Michael Wood is the writer and presenter of many critically acclaimed series on television, including “Art of the Western World,” “Legacy,” “In the Footsteps of Alexander the Great” (1998) and “Conquistadors” (2000). He is author of over 70 TV films, which have been shown worldwide, and of several best-selling books.

He was educated at Manchester Grammar School and Oriel College, Oxford, where he did postgraduate research in Anglo-Saxon history. Since then he has worked as a journalist, broadcaster, historian and filmmaker. His films have centered on history, but have included travel -- “Great Railway Journeys of the World” (1982); the BAFTA-winning “Great River Journeys” (1984); “The Sacred Way” (1990)); politics -- “Saddam’s Killing Fields” (1991), an award-winning account of the destruction of the Marsh Arabs of South Iraq, and cultural history -- the award winning “Hitler’s Search for the Holy Grail,” (1999): a study of the abuse of history and archaeology under the Nazis. “Conquistadors” (2000) followed four epic journeys during the Spanish Conquest of the New World and came top in The Guardian's 'Review of Reviews' for the year 2000/1.

Among Michael Wood’s special interests, Greece has always figured prominently. He has made 15 films in Greece and among his publications are the number one bestsellers, “In Search of the Trojan War” (on the archaeology of Homer and the Bronze Age) and “In the Footsteps of Alexander the Great.” These books have been translated into a number of European languages, including Greek. Indian civilization has also long been a special interest: Over the years Michael Wood has made a dozen visits to India, and in addition to his films “Darshan” and “Legacy,” he has written The Smile of Murugan (John Murray), about a small town in Tamil Nadu and its annual pilgrimage. He is also a contributor to “Chidambarnm and Naturaja,” a series of essays on the cult of Shiva in South India (Marg, Bombay, 2004).

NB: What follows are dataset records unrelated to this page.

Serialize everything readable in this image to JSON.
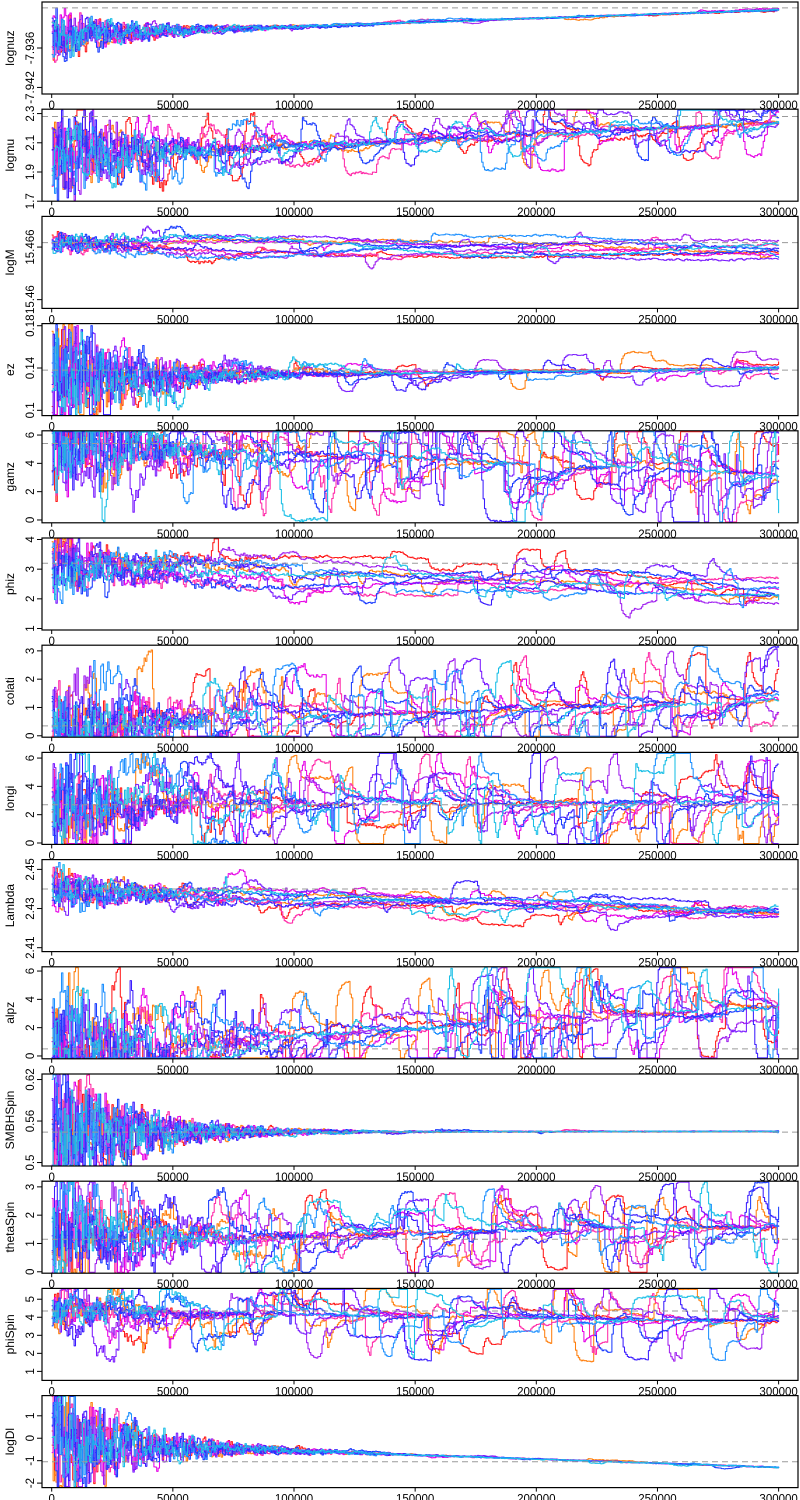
{
  "chart_data": [
    {
      "type": "line",
      "ylabel": "lognuz",
      "ylim": [
        -7.943,
        -7.929
      ],
      "yticks": [
        -7.936,
        -7.942
      ],
      "ref": -7.9299,
      "start": -7.934,
      "end": -7.9302,
      "burnin": 0.5,
      "noise": 0.35,
      "jump": 0.05,
      "drift": [
        0,
        0,
        0,
        0,
        0,
        0,
        0,
        0,
        0,
        0
      ]
    },
    {
      "type": "line",
      "ylabel": "logmu",
      "ylim": [
        1.7,
        2.33
      ],
      "yticks": [
        1.7,
        1.9,
        2.1,
        2.3
      ],
      "ref": 2.28,
      "start": 2.0,
      "end": 2.24,
      "burnin": 0.9,
      "noise": 0.9,
      "jump": 0.6,
      "drift": [
        0,
        0,
        0,
        0,
        0,
        0,
        0,
        0,
        0,
        0
      ]
    },
    {
      "type": "line",
      "ylabel": "logM",
      "ylim": [
        15.459,
        15.4695
      ],
      "yticks": [
        15.46,
        15.466
      ],
      "ref": 15.4665,
      "start": 15.4665,
      "end": 15.4655,
      "burnin": 0.2,
      "noise": 0.55,
      "jump": 0.2,
      "drift": [
        -0.3,
        0.2,
        -0.25,
        0.1,
        -0.35,
        0.3,
        -0.2,
        0.15,
        -0.4,
        0.25
      ]
    },
    {
      "type": "line",
      "ylabel": "ez",
      "ylim": [
        0.095,
        0.182
      ],
      "yticks": [
        0.1,
        0.14,
        0.18
      ],
      "ref": 0.138,
      "start": 0.13,
      "end": 0.14,
      "burnin": 1.2,
      "noise": 0.4,
      "jump": 0.3,
      "drift": [
        0.05,
        0.02,
        -0.02,
        0.03,
        0,
        0.04,
        -0.01,
        0.02,
        0.05,
        0
      ]
    },
    {
      "type": "line",
      "ylabel": "gamz",
      "ylim": [
        -0.2,
        6.3
      ],
      "yticks": [
        0,
        2,
        4,
        6
      ],
      "ref": 5.4,
      "start": 5.4,
      "end": 3.2,
      "burnin": 1.0,
      "noise": 0.8,
      "jump": 1.0,
      "drift": [
        0,
        0,
        0,
        0,
        0,
        0,
        0,
        0,
        0,
        0
      ]
    },
    {
      "type": "line",
      "ylabel": "phiz",
      "ylim": [
        0.95,
        4.05
      ],
      "yticks": [
        1.0,
        2.0,
        3.0,
        4.0
      ],
      "ref": 3.2,
      "start": 3.2,
      "end": 2.2,
      "burnin": 0.6,
      "noise": 0.6,
      "jump": 0.35,
      "drift": [
        0.6,
        0.1,
        -0.6,
        -0.2,
        0.4,
        -0.4,
        0.2,
        -0.5,
        0.3,
        -0.1
      ]
    },
    {
      "type": "line",
      "ylabel": "colati",
      "ylim": [
        -0.05,
        3.2
      ],
      "yticks": [
        0.0,
        1.0,
        2.0,
        3.0
      ],
      "ref": 0.35,
      "start": 0.35,
      "end": 1.3,
      "burnin": 0.8,
      "noise": 0.8,
      "jump": 0.9,
      "drift": [
        0,
        0,
        0,
        0,
        0,
        0,
        0,
        0,
        0,
        0
      ]
    },
    {
      "type": "line",
      "ylabel": "longi",
      "ylim": [
        -0.1,
        6.4
      ],
      "yticks": [
        0,
        2,
        4,
        6
      ],
      "ref": 2.7,
      "start": 2.6,
      "end": 3.0,
      "burnin": 0.9,
      "noise": 0.8,
      "jump": 0.9,
      "drift": [
        0,
        0,
        0,
        0,
        0,
        0,
        0,
        0,
        0,
        0
      ]
    },
    {
      "type": "line",
      "ylabel": "Lambda",
      "ylim": [
        2.408,
        2.455
      ],
      "yticks": [
        2.41,
        2.43,
        2.45
      ],
      "ref": 2.44,
      "start": 2.44,
      "end": 2.428,
      "burnin": 0.4,
      "noise": 0.6,
      "jump": 0.3,
      "drift": [
        -0.2,
        0.1,
        -0.25,
        0.15,
        -0.1,
        0.2,
        -0.3,
        0.05,
        -0.15,
        0.1
      ]
    },
    {
      "type": "line",
      "ylabel": "alpz",
      "ylim": [
        -0.2,
        6.3
      ],
      "yticks": [
        0,
        2,
        4,
        6
      ],
      "ref": 0.5,
      "start": 0.5,
      "end": 3.4,
      "burnin": 1.0,
      "noise": 0.8,
      "jump": 1.0,
      "drift": [
        0,
        0,
        0,
        0,
        0,
        0,
        0,
        0,
        0,
        0
      ]
    },
    {
      "type": "line",
      "ylabel": "SMBHSpin",
      "ylim": [
        0.495,
        0.628
      ],
      "yticks": [
        0.5,
        0.56,
        0.62
      ],
      "ref": 0.544,
      "start": 0.544,
      "end": 0.545,
      "burnin": 1.3,
      "noise": 0.25,
      "jump": 0.05,
      "drift": [
        0,
        0,
        0,
        0,
        0,
        0,
        0,
        0,
        0,
        0
      ]
    },
    {
      "type": "line",
      "ylabel": "thetaSpin",
      "ylim": [
        -0.05,
        3.2
      ],
      "yticks": [
        0.0,
        1.0,
        2.0,
        3.0
      ],
      "ref": 1.15,
      "start": 1.15,
      "end": 1.6,
      "burnin": 1.0,
      "noise": 0.8,
      "jump": 0.8,
      "drift": [
        0,
        0,
        0,
        0,
        0,
        0,
        0,
        0,
        0,
        0
      ]
    },
    {
      "type": "line",
      "ylabel": "phiSpin",
      "ylim": [
        0.5,
        5.6
      ],
      "yticks": [
        1,
        2,
        3,
        4,
        5
      ],
      "ref": 4.35,
      "start": 4.3,
      "end": 3.8,
      "burnin": 0.4,
      "noise": 0.6,
      "jump": 0.7,
      "drift": [
        0,
        0,
        0,
        0,
        0,
        0,
        0,
        0,
        0,
        0
      ]
    },
    {
      "type": "line",
      "ylabel": "logDl",
      "ylim": [
        -2.2,
        1.9
      ],
      "yticks": [
        -2,
        -1,
        0,
        1
      ],
      "ref": -1.05,
      "start": -0.2,
      "end": -1.3,
      "burnin": 1.2,
      "noise": 0.25,
      "jump": 0.05,
      "drift": [
        0,
        0,
        0,
        0,
        0,
        0,
        0,
        0,
        0,
        0
      ]
    }
  ],
  "x_axis": {
    "min": 0,
    "max": 300000,
    "ticks": [
      0,
      50000,
      100000,
      150000,
      200000,
      250000,
      300000
    ]
  },
  "series_colors": [
    "#ff1a1a",
    "#ff7f0e",
    "#ff2aa8",
    "#e600e6",
    "#a020f0",
    "#7a1cff",
    "#3b1cff",
    "#1a3cff",
    "#1e90ff",
    "#19bfe6"
  ],
  "reference_line_color": "#9a9a9a"
}
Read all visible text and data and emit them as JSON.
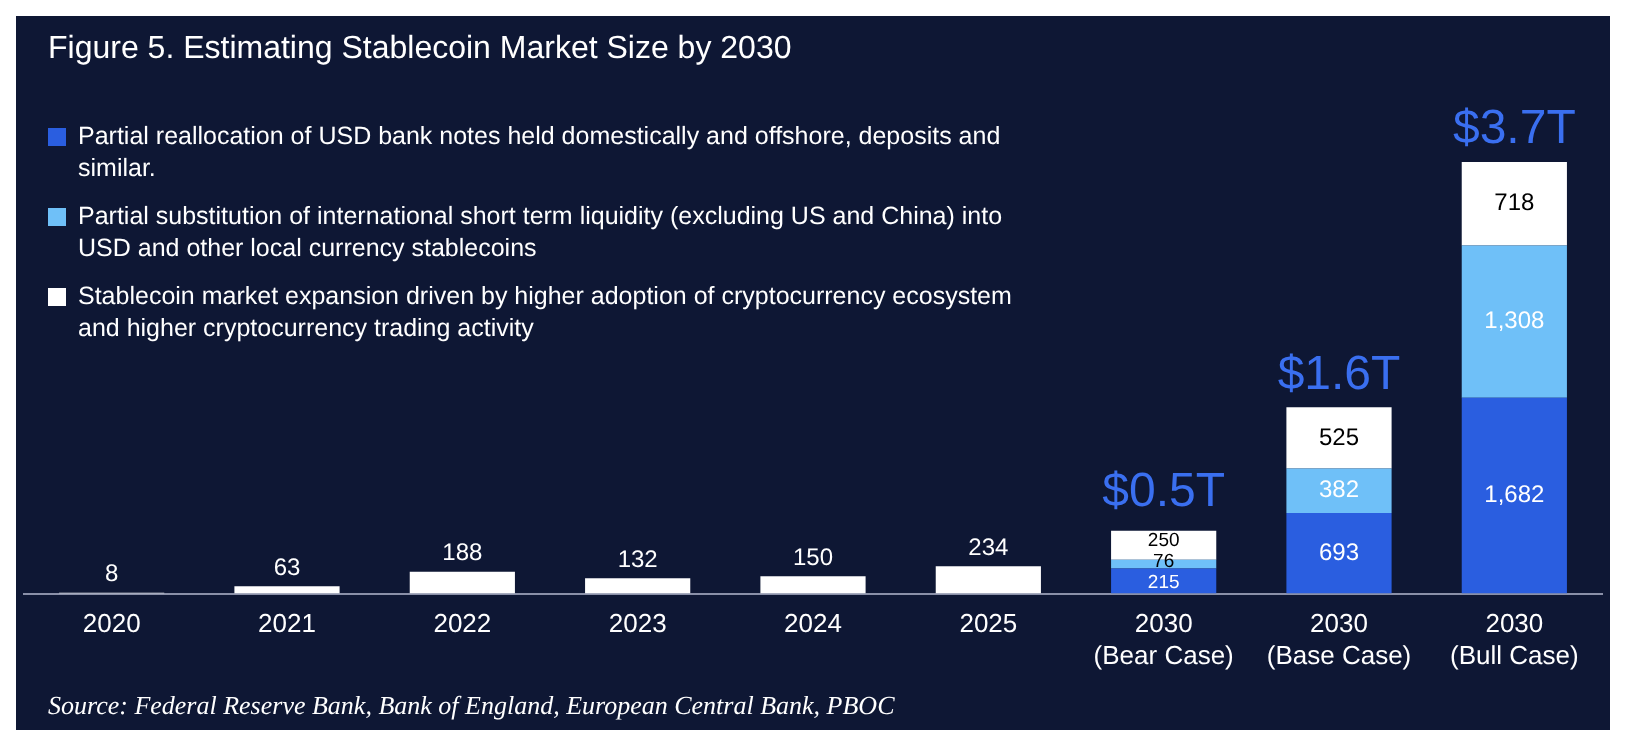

His academic background was in early medieval English history; among his publications in this area are In Search of the Dark Ages and Domesday. (both No. 1 best sellers in the UK) He was also a contributor to Ideal and Reality in Frankish and Anglo-Saxon Society (Blackwell 1983). He lectured recently at academic conferences on Anglo-Saxon history in London and Kalamazoo, and is a contributor to Lay Intellectuals in Early Medieval Europe (Cambridge UP 2005).

Recently, he published a series of medieval essays concerned with English identity: In Search of England. (Viking and University of California Press). Of this book, The Times Literary Supplement said: “Better than any historian for decades, Wood brings home not just the ways in which buildings, landscapes and written texts may be read, but the sensual beauty of encounters with them.”

Wood has had a lifelong interest in Shakespeare. As a student he toured the US with Shakespeare, working with directors such as Richard Cotterell and Jonathan Miller. He made three films for the BBC about the history plays, and contributed to Shakespeare in Perspective (1985). His controversial series “In Search of Shakespeare” (BBC/PBS 2003) was the first TV documentary life of Shakespeare. Of the book that accompanies the series, academic Jonathan Bate wrote in the Sunday Telegraph, “It is a great pleasure to report that, thanks to the author's gifts as story-teller, populariser and interpreter of the past, Shakespeare's world is brought alive more vividly than in any other biography of him that I have read.”

His latest BBC/PBS project,, “In Search of Myths & Heroes” (2005), explores iconic global myths and uncovers not only why legends were created but how they have been used, both politically and culturally, over the years -- and why we still need them today.

Wood was elected a fellow of the Royal Historical Society in 2001. He lives in North London with his wife and two daughters.